India’s war on foreign tech risks misfiring

India’s war on foreign technology giants is a messy effort to prevent vulnerabilities emerging from its large and growing technology sector, writes Una Galani

Una GalaniUna Galani
Published : 4 August 2022, 05:56 AM
Updated : 4 August 2022, 05:56 AM

India’s war on foreign technology giants is misunderstood. It is, at best, a messy effort to prevent vulnerabilities emerging from its large and growing technology sector. Official heavy-handedness to address those potential problems could end up having the opposite effect, however.

In recent months, New Delhi has raided offices of Chinese smartphone makers Xiaomi and Vivo, and banned popular mobile games including Free Fire by Singapore’s Sea and Battlegrounds Mobile India (BGMI) by South Korea’s Krafton. At the same time, officials are nudging US firms including Amazon.com to integrate their platforms into a single open and shared network for e-commerce. Social media giants Twitter and Meta’s WhatsApp are also taking New Delhi to court as operating rules get tougher. The latter boasts 530 million users in India, the most of any country.

Some of the hostility is real. When it comes to social media, the political ramifications of unfiltered online content mean that companies may have little option but to do things New Delhi’s way.

Other hurdles are China-specific. India is keeping a close tab on investment from the People’s Republic since a deadly Himalayan border clash in 2020. Data is a top sensitivity. India has banned over 300 apps, mostly Chinese, and some games from companies like Sea and Krafton backed by China’s Tencent on national security grounds. Like online content regulation, cybersecurity is a growing concern for governments worldwide. Beijing, for instance, has tightened rules on foreign-listed Chinese companies housing troves of user data.

On the face of it, New Delhi’s crackdown on smartphone makers also looks motivated by tensions with its neighbour. Chinese manufacturers are dominant, accounting for three quarters of India’s 168 million shipments in 2021, per Counterpoint Research. But the dispute is messier: New Delhi alleges the companies are illegally moving money offshore on pretext of royalty fees, among other things; on Wednesday a government agency accused Vivo of evading $280 million of taxes. It’s a common complaint against foreign companies, and suggests the issue goes beyond geopolitics.

All this muddies the message that India is open for business, threatening annual foreign direct investment which hit a record high of $84 billion in the year to March. Xiaomi and Vivo, for example, have made large investments to answer Prime Minister Narendra’s Modi’s call to make, or at least assemble goods, in India. The market may be growing at a double digit pace, but Chinese manufacturers could still walk away; Xiaomi’s Indian unit reported a net profit margin of less than 1% in the year to March 2021. An exit will hurt consumers used to highly-competitive entry level handsets and leaves South Korea’s Samsung Electronics as the main beneficiary. Local rivals lack scale.

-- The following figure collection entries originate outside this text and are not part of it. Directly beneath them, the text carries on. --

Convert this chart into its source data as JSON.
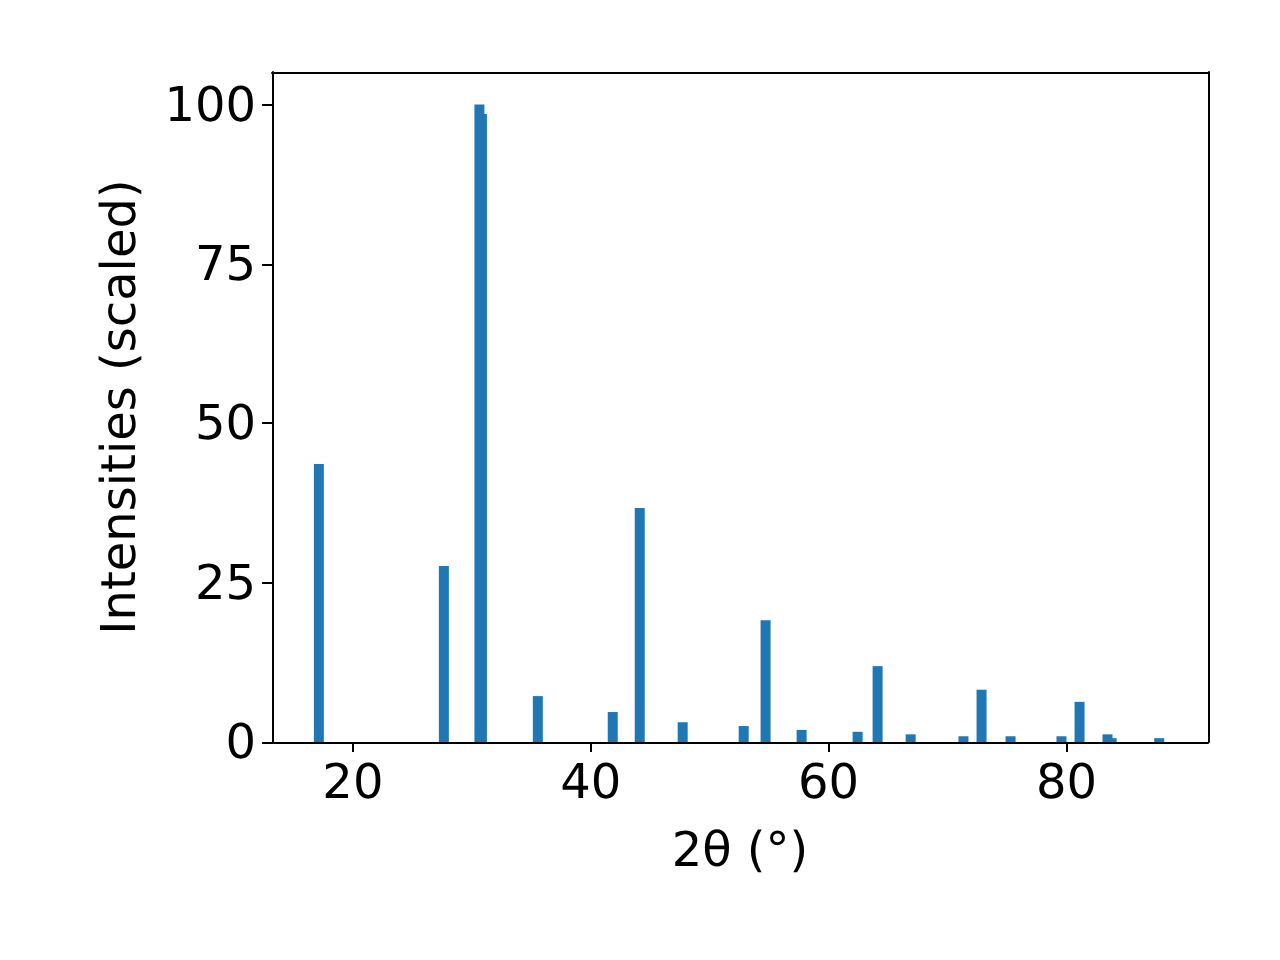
{
  "chart_data": {
    "type": "bar",
    "xlabel": "2θ (°)",
    "ylabel": "Intensities (scaled)",
    "x": [
      17.14,
      27.65,
      30.64,
      30.85,
      35.55,
      41.85,
      44.12,
      47.73,
      52.86,
      54.7,
      57.73,
      62.44,
      64.12,
      66.9,
      71.34,
      72.86,
      75.3,
      79.58,
      81.1,
      83.45,
      83.8,
      87.8
    ],
    "values": [
      43.6,
      27.6,
      100,
      98.5,
      7.2,
      4.7,
      36.7,
      3.1,
      2.5,
      19.1,
      1.9,
      1.6,
      11.9,
      1.2,
      0.9,
      8.2,
      0.9,
      0.9,
      6.3,
      1.2,
      0.6,
      0.6
    ],
    "color": "#1f77b4",
    "xlim": [
      13.2,
      91.9
    ],
    "xticks": [
      20,
      40,
      60,
      80
    ],
    "ylim": [
      0,
      105.1
    ],
    "yticks": [
      0,
      25,
      50,
      75,
      100
    ],
    "grid": false
  }
}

In e-commerce, New Delhi wants Big Tech to back a new digital infrastructure inspired by its wildly successful interoperable payments system. It’s still early days for the so-called Open Network for Digital Commerce, which is in talks to onboard over 200 companies and is being piloted in 30 cities. Over time, the idea is to integrate all e-commerce services. Imagine if WhatsApp or Google Maps could facilitate any web transaction or if mom and pop stores could make themselves visible to users of multiple unrelated apps like Instagram or Uber.

It’s an ambitious project. Success would give foreign companies access to a much bigger market by growing overall e-commerce penetration up from single digits, albeit at the expense of profitability as users will be able to compare prices of different service providers. Tearing down digital payment walls in India with the help of Google Pay and Walmart’s PhonePe, for instance, enabled an annual $1 trillion worth of transactions.

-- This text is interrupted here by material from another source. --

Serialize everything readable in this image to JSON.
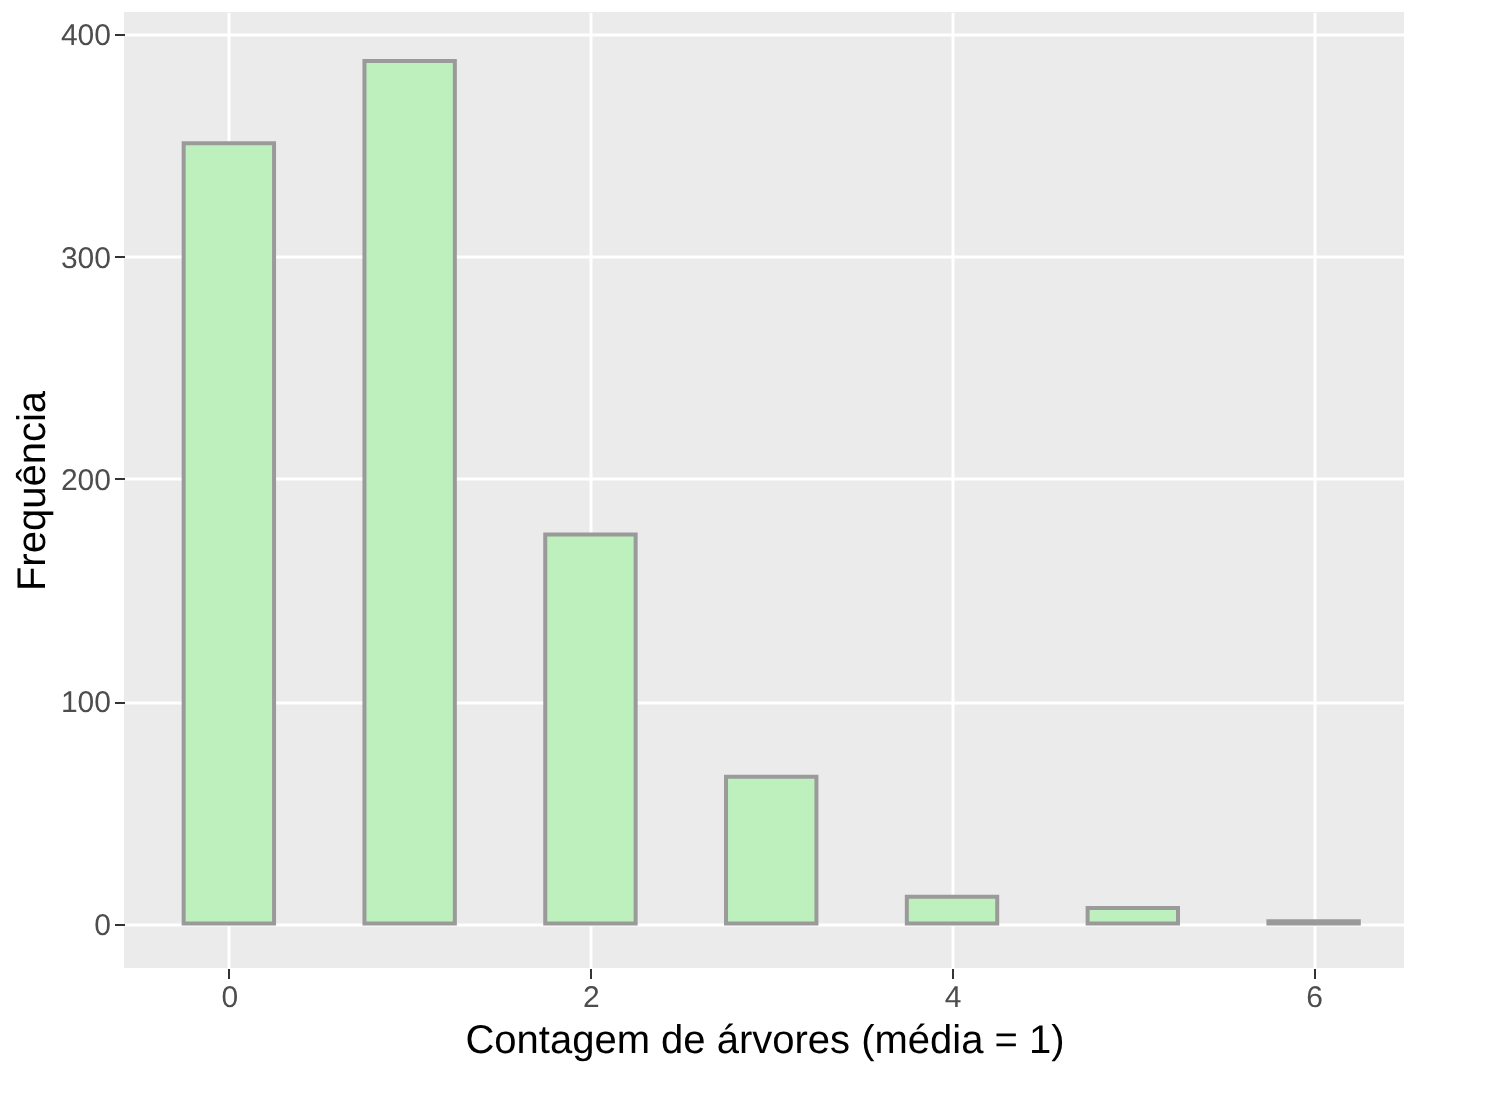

The quick retreat of foreign firms from Russia highlighted the problems of being dependent on one or two companies. In that way, India’s attempt to establish checks and controls over its internet infrastructure looks timely and potentially offers solutions for others to follow. But with so much upheaval at once, there’s a danger that officials will chase away the companies it needs far too soon.